Credit: ArtemisDiana
During the last 30 years, digital data and artificial intelligence (AI) to exploit that data have emerged as central to management of our society. At the same time, the development of digital networks and big computing centers has promoted centralization of data and digital systems, leaving individuals and communities outside of this new digital ecosystem and without the ability to control local finance, health, or governance systems. New distributed technologies, loosely described as Web3 and employing technologies such as federated AI, blockchain, Internet of Things (IoT), and others, have the potential to give back control of data, AI, and its benefits to individuals and communities. In addition to the many private efforts now being launched, some national governments are aggressively pursuing this new suite of technologies, but with much stronger government oversight. Consequently, there is an urgent need to develop standards that guarantee a Web3 economy that remains truly distributed and yet provides global interoperability along with adequate protection for individuals and communities.

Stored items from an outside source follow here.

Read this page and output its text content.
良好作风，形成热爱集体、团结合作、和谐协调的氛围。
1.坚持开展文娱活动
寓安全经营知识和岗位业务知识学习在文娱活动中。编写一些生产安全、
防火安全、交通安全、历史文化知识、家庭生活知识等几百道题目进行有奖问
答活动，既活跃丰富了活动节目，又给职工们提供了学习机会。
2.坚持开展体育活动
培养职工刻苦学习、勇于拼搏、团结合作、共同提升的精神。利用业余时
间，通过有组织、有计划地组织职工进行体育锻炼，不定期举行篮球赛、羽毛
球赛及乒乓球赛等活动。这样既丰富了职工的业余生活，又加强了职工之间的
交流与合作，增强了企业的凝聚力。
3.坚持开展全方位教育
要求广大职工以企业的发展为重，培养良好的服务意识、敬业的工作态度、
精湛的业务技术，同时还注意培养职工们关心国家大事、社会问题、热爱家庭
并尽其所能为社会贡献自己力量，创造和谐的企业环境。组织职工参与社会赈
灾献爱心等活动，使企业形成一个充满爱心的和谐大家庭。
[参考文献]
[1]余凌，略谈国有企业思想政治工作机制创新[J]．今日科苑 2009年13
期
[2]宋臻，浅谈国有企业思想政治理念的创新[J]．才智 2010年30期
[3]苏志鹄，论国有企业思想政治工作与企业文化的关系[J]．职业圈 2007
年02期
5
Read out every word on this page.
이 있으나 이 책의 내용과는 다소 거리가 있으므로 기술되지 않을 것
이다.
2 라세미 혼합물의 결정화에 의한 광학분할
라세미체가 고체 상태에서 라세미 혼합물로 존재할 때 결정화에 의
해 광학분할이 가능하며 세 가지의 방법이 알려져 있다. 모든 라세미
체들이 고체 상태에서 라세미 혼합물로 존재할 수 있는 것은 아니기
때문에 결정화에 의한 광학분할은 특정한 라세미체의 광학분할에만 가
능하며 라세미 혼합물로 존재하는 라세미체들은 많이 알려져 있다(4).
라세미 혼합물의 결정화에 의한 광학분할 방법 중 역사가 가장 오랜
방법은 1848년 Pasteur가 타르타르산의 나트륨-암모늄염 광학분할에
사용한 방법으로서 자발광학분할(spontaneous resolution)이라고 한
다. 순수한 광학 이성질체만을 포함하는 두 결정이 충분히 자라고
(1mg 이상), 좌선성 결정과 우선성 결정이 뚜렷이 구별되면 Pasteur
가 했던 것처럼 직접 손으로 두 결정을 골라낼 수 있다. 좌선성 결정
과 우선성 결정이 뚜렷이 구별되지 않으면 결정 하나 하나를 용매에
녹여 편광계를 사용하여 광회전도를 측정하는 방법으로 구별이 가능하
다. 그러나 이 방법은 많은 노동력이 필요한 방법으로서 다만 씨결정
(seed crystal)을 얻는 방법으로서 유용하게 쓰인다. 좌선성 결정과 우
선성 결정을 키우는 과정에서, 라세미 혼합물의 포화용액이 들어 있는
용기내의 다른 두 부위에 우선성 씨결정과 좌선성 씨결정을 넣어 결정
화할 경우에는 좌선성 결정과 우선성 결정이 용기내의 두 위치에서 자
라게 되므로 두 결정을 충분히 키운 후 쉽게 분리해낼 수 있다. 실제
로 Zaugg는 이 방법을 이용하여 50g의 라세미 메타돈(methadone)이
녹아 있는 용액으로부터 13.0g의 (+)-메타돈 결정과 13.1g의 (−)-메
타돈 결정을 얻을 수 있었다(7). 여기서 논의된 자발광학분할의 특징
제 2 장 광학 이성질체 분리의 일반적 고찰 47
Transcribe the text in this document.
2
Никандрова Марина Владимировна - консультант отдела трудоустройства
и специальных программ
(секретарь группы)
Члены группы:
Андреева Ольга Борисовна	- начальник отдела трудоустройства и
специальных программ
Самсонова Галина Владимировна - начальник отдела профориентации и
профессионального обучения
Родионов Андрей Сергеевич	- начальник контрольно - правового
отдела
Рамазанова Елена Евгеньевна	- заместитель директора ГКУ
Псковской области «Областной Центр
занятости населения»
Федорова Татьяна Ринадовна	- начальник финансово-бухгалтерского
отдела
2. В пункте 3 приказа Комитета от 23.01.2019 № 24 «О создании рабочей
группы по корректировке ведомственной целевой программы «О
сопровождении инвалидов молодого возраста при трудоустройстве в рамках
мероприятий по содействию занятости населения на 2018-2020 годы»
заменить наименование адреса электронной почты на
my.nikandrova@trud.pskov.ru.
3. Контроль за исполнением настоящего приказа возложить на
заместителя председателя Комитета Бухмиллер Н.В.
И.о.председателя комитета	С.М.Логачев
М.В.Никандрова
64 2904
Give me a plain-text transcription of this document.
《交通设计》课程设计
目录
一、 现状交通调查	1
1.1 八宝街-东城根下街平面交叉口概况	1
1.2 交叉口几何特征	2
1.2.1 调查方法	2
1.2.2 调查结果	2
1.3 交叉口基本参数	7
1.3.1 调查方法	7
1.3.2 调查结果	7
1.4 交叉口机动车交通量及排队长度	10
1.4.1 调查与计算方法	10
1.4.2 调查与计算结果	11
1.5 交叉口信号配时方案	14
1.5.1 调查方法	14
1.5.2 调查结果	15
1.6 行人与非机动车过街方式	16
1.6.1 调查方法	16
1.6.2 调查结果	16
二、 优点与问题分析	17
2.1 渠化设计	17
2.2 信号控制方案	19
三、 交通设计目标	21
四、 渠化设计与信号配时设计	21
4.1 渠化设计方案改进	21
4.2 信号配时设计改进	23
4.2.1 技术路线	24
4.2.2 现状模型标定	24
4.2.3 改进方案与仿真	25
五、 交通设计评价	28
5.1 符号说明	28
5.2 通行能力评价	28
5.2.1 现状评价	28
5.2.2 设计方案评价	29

During the last decade, all segments of society have become increasingly alarmed by the amount of data, and resulting power, held by a small number of actors. But this concentration of data and control is not as new as people may think: from the 1980s onward, the first wave of digital technology made it cheaper and easier to manage diverse communities from a central database using centralized administration. The resulting concentration of information and financial capital led to more than half of the U.S.'s community financial institutions disappearing over the next decades, as did local hospitals, and neighborhood-level governments. Services became cheaper and more uniform, but communities lost their local institutions and the skills, engagement, and local knowledge that go with them. With the loss of community control came the loss of citizen trust and engagement as well as the ability to tailor solutions to individual communities.